Dan also performs Harburg’s song “One Sweet Morning,” a lovely but rarely recorded peace anthem with a freethought perspective. The music is by Earl Robinson (“Joe Hill”).

 Barker, who had a musical ministry as an ordained minister before “seeing the light” and is still receiving royalties for his Christian musicals for children, has now written scores of freethought songs in what he calls “reverse penance.” Other new songs in the album include “Get Off Your Knees (And Get to Work),” dedicated to “Gov.

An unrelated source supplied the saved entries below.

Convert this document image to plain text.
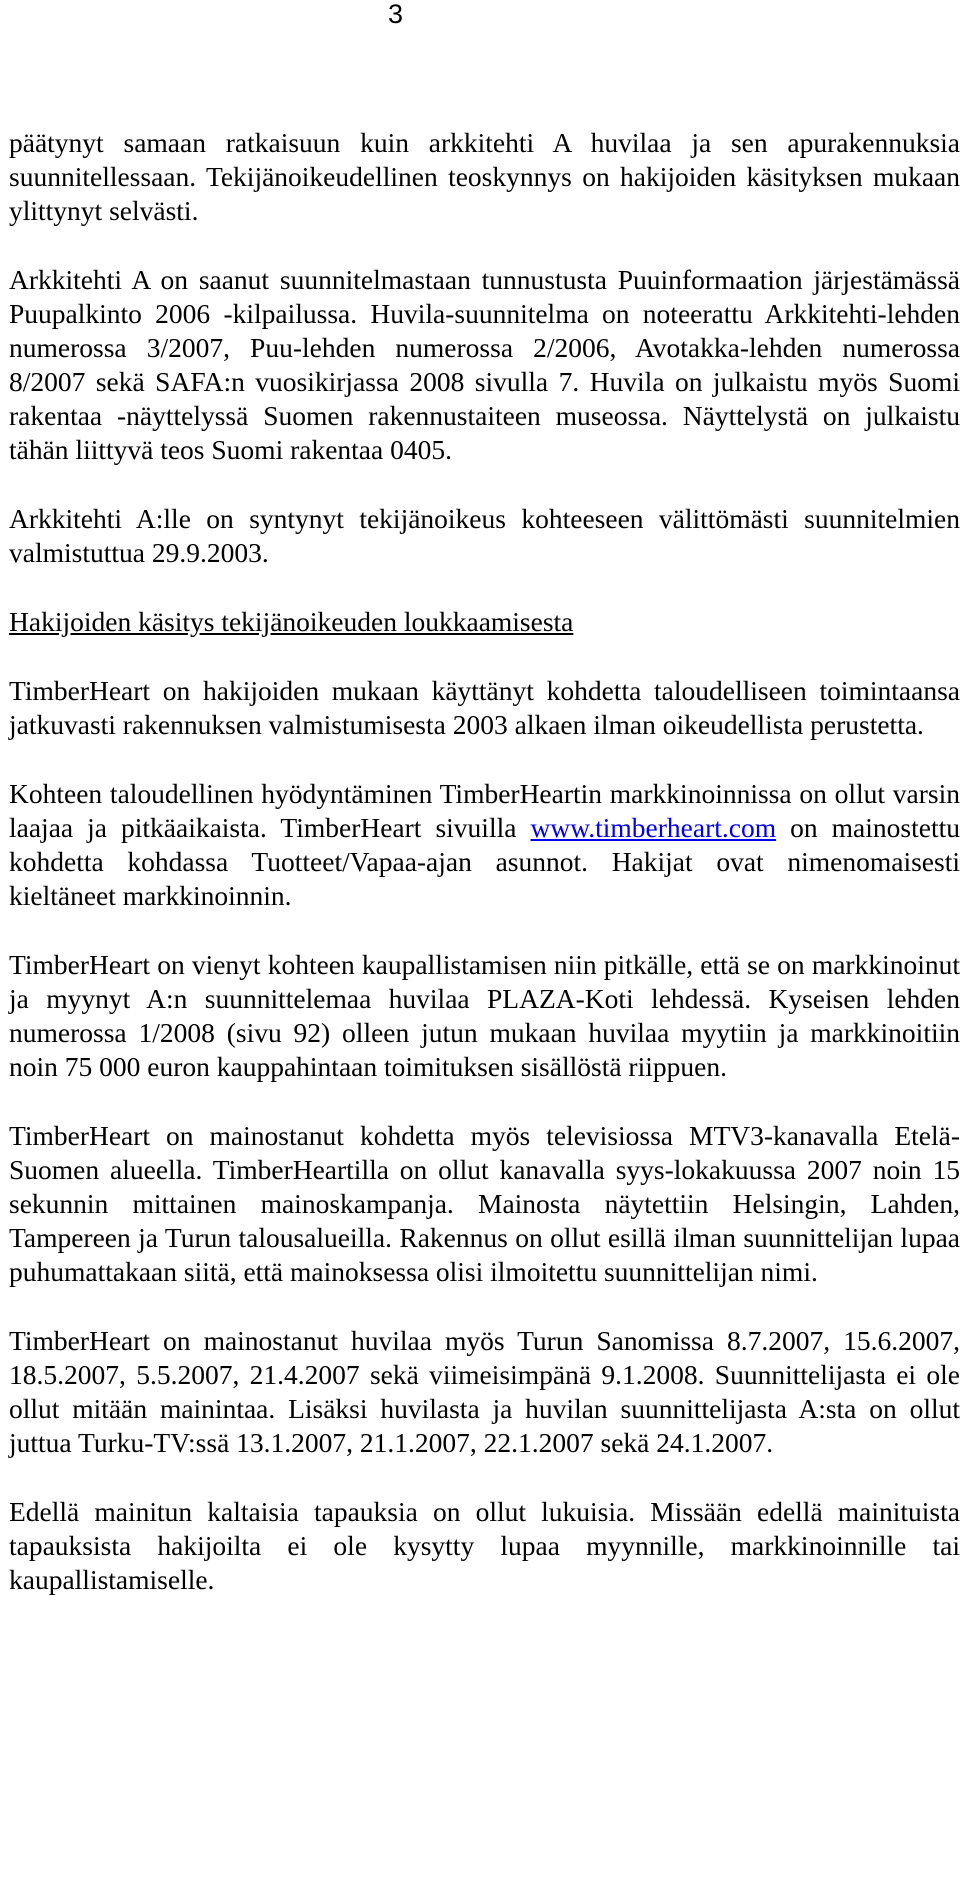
3

päätynyt samaan ratkaisuun kuin arkkitehti A huvilaa ja sen apurakennuksia suunnitellessaan. Tekijänoikeudellinen teoskynnys on hakijoiden käsityksen mukaan ylittynyt selvästi.

Arkkitehti A on saanut suunnitelmastaan tunnustusta Puuinformaation järjestämässä Puupalkinto 2006 -kilpailussa. Huvila-suunnitelma on noteerattu Arkkitehti-lehden numerossa 3/2007, Puu-lehden numerossa 2/2006, Avotakka-lehden numerossa 8/2007 sekä SAFA:n vuosikirjassa 2008 sivulla 7. Huvila on julkaistu myös Suomi rakentaa -näyttelyssä Suomen rakennustaiteen museossa. Näyttelystä on julkaistu tähän liittyvä teos Suomi rakentaa 0405.

Arkkitehti A:lle on syntynyt tekijänoikeus kohteeseen välittömästi suunnitelmien valmistuttua 29.9.2003.

Hakijoiden käsitys tekijänoikeuden loukkaamisesta

TimberHeart on hakijoiden mukaan käyttänyt kohdetta taloudelliseen toimintaansa jatkuvasti rakennuksen valmistumisesta 2003 alkaen ilman oikeudellista perustetta.

Kohteen taloudellinen hyödyntäminen TimberHeartin markkinoinnissa on ollut varsin laajaa ja pitkäaikaista. TimberHeart sivuilla www.timberheart.com on mainostettu kohdetta kohdassa Tuotteet/Vapaa-ajan asunnot. Hakijat ovat nimenomaisesti kieltäneet markkinoinnin.

TimberHeart on vienyt kohteen kaupallistamisen niin pitkälle, että se on markkinoinut ja myynyt A:n suunnittelemaa huvilaa PLAZA-Koti lehdessä. Kyseisen lehden numerossa 1/2008 (sivu 92) olleen jutun mukaan huvilaa myytiin ja markkinoitiin noin 75 000 euron kauppahintaan toimituksen sisällöstä riippuen.

TimberHeart on mainostanut kohdetta myös televisiossa MTV3-kanavalla Etelä-Suomen alueella. TimberHeartilla on ollut kanavalla syys-lokakuussa 2007 noin 15 sekunnin mittainen mainoskampanja. Mainosta näytettiin Helsingin, Lahden, Tampereen ja Turun talousalueilla. Rakennus on ollut esillä ilman suunnittelijan lupaa puhumattakaan siitä, että mainoksessa olisi ilmoitettu suunnittelijan nimi.

TimberHeart on mainostanut huvilaa myös Turun Sanomissa 8.7.2007, 15.6.2007, 18.5.2007, 5.5.2007, 21.4.2007 sekä viimeisimpänä 9.1.2008. Suunnittelijasta ei ole ollut mitään mainintaa. Lisäksi huvilasta ja huvilan suunnittelijasta A:sta on ollut juttua Turku-TV:ssä 13.1.2007, 21.1.2007, 22.1.2007 sekä 24.1.2007.

Edellä mainitun kaltaisia tapauksia on ollut lukuisia. Missään edellä mainituista tapauksista hakijoilta ei ole kysytty lupaa myynnille, markkinoinnille tai kaupallistamiselle.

Rip Van-Perry Winkle, who has slept not 30 but 2,030 years,” “Reason,” inspired by the D.C. Reason Rally, and Dan’s humorous “Unfaithful.” Dismissing belief in a deity, the lyrics say: “I want you to know it isn’t me — it’s you.”

Hofer performs Dan’s jazz ballad, a love song, “It’s Only Natural,” inspired by Richard Dawkins’ book Unweaving the Rainbow, which makes a plea to integrate science and art.

Dan set plaintive music to poet and lyricist Philip Appleman’s cautionary “In a Dark Time,” written in the mid-2000s.

By popular request of FFRF’s staff, Dan recorded a G-rated version of “Merry F&*#ing Christmas” from “South Park.” Cameo appearances include Australian freethought/feminist troubadour Shelly Segal, who graciously gave FFRF permission to include her haunting song “I Don’t Believe in Fairies,” and Joe Taylor, formerly a Christian rocker, who recorded his first freethought song, “Be Still My Child,” for the album.

Also included is “It Ain’t Necessarily So,” by the nonbelieving Gershwin brothers, sung by Hofer and arranged by Dan with a local band. Bonus tracks include a few extras.

“Adrift on a Star” joins FFRF’s two previous CDs, featuring Barker and friends. “Beware of Dogma,” and the 34-song “Friendly Neighborhood Atheist,”  with many contemporary and historic freethought songs, also featuring Kristen Lems.